We halted and peered into the mist. Nothing was in sight on the road, but
there was a stir in the bushes by the roadside. Out of them appeared a
bare head, with a shock of tousled, matted, rain-soaked gray hair, a
hatchet face, brow like a bare skull, bleared eyes, far apart and deepset
on either side of a sharp hooked nose like the beak of a bird of prey,
high cheekbones under the thin, dry, tight-drawn skin above the sunken
cheeks, a wide, thin-lipped mouth and a chin like a ship's prow.

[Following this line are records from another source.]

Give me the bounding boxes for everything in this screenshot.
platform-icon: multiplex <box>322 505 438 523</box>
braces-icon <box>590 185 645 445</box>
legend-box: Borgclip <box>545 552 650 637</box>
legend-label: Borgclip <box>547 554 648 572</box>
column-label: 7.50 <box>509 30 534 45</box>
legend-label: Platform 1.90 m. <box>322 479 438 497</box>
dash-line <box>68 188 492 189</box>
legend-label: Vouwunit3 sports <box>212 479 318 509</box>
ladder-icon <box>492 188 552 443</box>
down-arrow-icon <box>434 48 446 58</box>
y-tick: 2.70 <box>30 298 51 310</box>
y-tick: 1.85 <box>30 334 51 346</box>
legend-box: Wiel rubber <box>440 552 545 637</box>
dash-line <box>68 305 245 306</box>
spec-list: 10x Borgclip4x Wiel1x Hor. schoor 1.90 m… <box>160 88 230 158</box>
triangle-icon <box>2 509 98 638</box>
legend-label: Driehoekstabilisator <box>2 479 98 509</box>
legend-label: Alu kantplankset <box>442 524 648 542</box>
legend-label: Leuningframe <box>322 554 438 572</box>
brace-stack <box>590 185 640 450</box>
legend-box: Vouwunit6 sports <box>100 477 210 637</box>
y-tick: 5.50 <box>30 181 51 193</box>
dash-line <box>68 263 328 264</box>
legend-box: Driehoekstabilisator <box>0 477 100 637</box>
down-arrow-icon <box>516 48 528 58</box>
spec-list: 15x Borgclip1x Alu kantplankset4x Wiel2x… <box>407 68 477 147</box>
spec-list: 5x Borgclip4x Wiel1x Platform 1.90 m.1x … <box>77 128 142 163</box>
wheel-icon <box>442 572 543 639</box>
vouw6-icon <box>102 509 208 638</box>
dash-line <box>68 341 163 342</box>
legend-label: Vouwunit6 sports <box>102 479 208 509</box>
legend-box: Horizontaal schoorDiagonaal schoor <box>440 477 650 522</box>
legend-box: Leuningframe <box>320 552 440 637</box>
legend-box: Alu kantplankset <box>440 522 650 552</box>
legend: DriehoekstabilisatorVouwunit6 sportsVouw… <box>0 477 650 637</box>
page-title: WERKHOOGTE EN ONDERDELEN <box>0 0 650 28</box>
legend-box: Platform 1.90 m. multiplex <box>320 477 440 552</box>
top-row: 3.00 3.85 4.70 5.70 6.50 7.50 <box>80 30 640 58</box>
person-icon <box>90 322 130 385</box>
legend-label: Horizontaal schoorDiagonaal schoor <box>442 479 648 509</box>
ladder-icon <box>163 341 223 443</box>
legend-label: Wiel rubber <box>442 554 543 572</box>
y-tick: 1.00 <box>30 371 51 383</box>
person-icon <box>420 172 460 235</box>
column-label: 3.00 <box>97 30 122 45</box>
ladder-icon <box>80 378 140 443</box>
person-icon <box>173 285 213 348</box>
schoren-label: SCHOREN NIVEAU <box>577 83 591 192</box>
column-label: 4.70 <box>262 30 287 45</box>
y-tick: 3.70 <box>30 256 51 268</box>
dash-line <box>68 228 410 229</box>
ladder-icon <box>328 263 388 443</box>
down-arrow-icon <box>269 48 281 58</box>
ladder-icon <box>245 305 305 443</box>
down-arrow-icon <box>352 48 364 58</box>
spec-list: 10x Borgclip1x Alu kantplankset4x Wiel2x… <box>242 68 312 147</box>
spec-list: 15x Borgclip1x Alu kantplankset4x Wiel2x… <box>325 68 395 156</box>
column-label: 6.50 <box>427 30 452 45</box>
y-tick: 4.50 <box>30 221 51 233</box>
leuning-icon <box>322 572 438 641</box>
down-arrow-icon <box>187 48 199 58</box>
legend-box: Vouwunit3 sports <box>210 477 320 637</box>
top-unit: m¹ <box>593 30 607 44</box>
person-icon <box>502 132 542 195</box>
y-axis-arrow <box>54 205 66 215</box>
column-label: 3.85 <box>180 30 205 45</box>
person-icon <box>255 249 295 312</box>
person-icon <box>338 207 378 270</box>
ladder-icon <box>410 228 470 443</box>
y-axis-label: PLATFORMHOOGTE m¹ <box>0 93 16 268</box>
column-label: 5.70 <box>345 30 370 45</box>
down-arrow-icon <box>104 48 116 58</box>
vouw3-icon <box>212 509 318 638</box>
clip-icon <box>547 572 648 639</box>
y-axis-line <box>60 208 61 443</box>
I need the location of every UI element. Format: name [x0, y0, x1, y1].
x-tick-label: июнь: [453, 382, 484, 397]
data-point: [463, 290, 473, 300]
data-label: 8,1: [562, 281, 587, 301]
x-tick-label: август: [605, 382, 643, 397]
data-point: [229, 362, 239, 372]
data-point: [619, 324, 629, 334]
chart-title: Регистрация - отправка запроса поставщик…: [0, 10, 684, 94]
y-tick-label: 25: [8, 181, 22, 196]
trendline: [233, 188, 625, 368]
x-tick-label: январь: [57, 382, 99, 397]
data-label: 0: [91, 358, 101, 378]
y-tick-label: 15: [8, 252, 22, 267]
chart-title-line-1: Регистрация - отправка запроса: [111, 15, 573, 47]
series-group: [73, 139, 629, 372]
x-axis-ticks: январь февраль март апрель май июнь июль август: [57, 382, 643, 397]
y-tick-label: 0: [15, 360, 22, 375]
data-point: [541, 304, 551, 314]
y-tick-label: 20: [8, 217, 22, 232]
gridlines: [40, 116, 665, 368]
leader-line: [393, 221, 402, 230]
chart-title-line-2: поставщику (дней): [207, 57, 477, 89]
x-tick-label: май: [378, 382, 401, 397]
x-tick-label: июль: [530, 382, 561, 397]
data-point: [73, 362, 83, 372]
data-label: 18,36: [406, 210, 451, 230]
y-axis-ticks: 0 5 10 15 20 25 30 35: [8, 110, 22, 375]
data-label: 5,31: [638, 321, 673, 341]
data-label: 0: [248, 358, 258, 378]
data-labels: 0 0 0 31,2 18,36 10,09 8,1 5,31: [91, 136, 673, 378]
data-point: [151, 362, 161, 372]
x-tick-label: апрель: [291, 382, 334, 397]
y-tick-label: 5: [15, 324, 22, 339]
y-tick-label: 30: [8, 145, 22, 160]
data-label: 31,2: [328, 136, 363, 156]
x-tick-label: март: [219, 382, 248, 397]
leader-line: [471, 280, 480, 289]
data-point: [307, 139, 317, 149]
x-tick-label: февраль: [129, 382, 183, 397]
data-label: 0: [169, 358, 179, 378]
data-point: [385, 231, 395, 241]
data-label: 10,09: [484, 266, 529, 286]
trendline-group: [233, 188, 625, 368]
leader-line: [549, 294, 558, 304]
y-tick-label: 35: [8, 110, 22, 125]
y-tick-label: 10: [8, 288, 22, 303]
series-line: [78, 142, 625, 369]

The rain
trickled down the face.
Up it rose, till there was visible under it a lean stringy neck, a
tattered garment, and the outline of a gaunt, emaciated body, that of a
tall, spare, half-starved old woman.
I recognized the Aemilian Sibyl, as all the countryside called her, an old
crone who had, since before the memory of our oldest patriarchs, lived in
a cave in the woods on the Aemilian Estate, supported by the gifts doled
out to her by the kindness, respect or fear of the slaves and peasantry
living nearest her abode, for she had a local reputation for magical
powers in the way of spells to cure or curse, charms for wealth or health,
love philtres, fortune-telling, prophecy and good advice on all subjects
likely to cause uncertainty of mind in farm-life.